The 6-month assessment of the response to antiretroviral therapy (ART) is a critical step. In sub-Saharan Africa, few people have access to plasma viral load (VL) measurement. We assessed the gain or loss in BMI (ΔBMI), alone or in combination with the gain or loss in CD4 (ΔCD4), as a tool for predicting the response to ART at 6 months.
In a cohort of 622 adults in Abidjan, we calculated the sensitivity, specificity and predictive values of ΔBMI and ΔCD4 for treatment success, with VL undetectability (<300 copies/ml) as gold standard.
After 6 months of ART, the median ΔBMI was +1.0 kg/m2 (interquartile range [IQR] +0.0; +2.1), the median ΔCD4 was +148/mm3 (IQR +54; +230) and 84% of patients reached VL undetectability. The distribution of ΔBMI was similar among patients who reached VL undetectability and those who did not (median +1.06 vs. +0.99 kg/m2, p = 0.51). With increasing ΔBMI, the specificity of ΔBMI for treatment success increased but its sensitivity decreased and its positive predictive value remained stable around 85%. All results remained similar when combining ΔBMI with ΔCD4 and when stratifying by groups of baseline BMI or CD4.

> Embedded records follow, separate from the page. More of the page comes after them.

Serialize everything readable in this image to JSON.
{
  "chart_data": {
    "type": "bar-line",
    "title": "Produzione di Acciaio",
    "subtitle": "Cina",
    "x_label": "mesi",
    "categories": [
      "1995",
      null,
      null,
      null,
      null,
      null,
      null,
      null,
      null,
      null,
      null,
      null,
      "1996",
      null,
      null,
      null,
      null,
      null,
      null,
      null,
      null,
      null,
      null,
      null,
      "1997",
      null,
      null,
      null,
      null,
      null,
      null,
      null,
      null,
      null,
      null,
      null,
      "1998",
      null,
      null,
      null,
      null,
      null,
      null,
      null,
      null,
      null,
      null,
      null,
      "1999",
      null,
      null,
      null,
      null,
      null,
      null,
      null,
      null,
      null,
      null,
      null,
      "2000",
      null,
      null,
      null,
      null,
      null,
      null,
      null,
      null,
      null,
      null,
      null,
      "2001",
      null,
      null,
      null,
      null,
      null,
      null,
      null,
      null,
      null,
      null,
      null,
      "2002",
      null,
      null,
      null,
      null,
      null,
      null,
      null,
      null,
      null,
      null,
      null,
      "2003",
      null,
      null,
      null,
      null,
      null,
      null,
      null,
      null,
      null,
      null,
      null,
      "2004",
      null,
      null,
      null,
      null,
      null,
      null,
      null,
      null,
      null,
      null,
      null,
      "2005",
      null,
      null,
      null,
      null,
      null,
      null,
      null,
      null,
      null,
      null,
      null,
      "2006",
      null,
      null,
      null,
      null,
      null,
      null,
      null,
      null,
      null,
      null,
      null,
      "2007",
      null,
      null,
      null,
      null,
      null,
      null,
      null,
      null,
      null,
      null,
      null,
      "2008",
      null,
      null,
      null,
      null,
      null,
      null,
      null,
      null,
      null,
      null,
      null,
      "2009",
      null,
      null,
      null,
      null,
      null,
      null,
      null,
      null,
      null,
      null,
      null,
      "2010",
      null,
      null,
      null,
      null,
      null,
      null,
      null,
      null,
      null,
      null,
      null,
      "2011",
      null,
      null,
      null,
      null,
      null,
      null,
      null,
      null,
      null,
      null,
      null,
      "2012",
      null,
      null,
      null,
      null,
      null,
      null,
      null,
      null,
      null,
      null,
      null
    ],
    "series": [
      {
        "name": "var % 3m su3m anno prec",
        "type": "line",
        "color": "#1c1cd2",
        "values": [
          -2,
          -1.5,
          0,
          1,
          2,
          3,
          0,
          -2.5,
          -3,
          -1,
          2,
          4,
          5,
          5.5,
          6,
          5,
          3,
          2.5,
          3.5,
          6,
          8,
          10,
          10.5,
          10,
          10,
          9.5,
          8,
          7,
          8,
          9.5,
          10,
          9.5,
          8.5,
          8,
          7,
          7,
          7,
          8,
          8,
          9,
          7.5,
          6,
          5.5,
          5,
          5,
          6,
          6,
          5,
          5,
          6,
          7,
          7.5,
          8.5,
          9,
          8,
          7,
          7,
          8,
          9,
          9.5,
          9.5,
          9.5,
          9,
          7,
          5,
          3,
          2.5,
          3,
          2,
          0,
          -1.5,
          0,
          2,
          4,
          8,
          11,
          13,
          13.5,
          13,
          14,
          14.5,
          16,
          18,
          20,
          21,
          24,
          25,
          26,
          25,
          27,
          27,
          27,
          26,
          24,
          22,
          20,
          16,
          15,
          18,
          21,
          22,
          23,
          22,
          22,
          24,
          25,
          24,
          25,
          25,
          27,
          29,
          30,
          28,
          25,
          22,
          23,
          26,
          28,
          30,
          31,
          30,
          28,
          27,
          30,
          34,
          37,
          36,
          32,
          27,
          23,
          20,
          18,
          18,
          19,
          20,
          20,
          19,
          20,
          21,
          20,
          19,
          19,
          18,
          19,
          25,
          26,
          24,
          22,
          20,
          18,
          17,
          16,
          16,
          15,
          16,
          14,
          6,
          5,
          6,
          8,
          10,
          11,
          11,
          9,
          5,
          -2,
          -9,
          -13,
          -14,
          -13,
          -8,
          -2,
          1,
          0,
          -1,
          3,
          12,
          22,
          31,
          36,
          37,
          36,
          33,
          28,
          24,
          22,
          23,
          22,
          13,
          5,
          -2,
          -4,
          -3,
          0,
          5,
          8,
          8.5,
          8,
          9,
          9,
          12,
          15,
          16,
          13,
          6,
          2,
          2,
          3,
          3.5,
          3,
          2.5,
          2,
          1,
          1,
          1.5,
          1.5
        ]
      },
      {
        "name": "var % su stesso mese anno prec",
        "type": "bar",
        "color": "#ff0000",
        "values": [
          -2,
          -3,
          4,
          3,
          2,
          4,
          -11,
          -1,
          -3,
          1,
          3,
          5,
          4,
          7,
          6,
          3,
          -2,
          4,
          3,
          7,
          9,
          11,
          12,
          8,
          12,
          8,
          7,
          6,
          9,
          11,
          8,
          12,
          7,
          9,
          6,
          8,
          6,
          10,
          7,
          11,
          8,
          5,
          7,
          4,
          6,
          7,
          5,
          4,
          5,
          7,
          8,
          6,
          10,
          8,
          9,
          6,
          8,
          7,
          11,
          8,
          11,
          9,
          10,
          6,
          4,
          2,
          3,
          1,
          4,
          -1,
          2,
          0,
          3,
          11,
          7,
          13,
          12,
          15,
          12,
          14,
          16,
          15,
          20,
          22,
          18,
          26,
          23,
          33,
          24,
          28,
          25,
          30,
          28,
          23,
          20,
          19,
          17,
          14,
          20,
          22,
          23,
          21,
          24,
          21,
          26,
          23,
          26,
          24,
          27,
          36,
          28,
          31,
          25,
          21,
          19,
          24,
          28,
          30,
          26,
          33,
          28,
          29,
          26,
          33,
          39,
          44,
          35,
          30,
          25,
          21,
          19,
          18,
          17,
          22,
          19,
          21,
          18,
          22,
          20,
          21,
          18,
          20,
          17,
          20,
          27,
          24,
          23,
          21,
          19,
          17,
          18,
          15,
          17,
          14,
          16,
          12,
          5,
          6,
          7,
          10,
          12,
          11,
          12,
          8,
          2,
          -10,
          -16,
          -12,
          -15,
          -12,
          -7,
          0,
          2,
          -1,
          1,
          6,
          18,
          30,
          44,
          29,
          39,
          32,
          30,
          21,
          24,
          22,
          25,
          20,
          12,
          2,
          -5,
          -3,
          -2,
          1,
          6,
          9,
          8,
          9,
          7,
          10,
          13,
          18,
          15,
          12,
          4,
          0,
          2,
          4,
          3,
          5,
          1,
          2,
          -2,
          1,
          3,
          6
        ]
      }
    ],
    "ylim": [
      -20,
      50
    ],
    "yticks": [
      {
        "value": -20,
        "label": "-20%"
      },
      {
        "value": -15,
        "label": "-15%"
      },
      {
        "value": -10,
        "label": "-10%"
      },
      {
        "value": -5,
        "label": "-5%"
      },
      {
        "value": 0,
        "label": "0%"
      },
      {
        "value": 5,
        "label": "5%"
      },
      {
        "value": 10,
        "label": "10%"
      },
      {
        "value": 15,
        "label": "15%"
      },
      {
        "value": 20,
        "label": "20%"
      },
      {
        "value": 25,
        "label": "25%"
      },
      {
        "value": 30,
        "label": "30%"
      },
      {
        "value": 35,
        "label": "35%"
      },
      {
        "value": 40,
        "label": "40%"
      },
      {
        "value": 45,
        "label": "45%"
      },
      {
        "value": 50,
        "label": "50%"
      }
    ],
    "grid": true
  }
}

In settings where VL measurement is not available, a high BMI gain should not be interpreted as reflecting virological success, even when combined with a high CD4 gain. In our population, most patients with detectable VL were probably sufficiently adherent to reach significant BMI and CD4 gain but insufficiently adherent to reach VL suppression.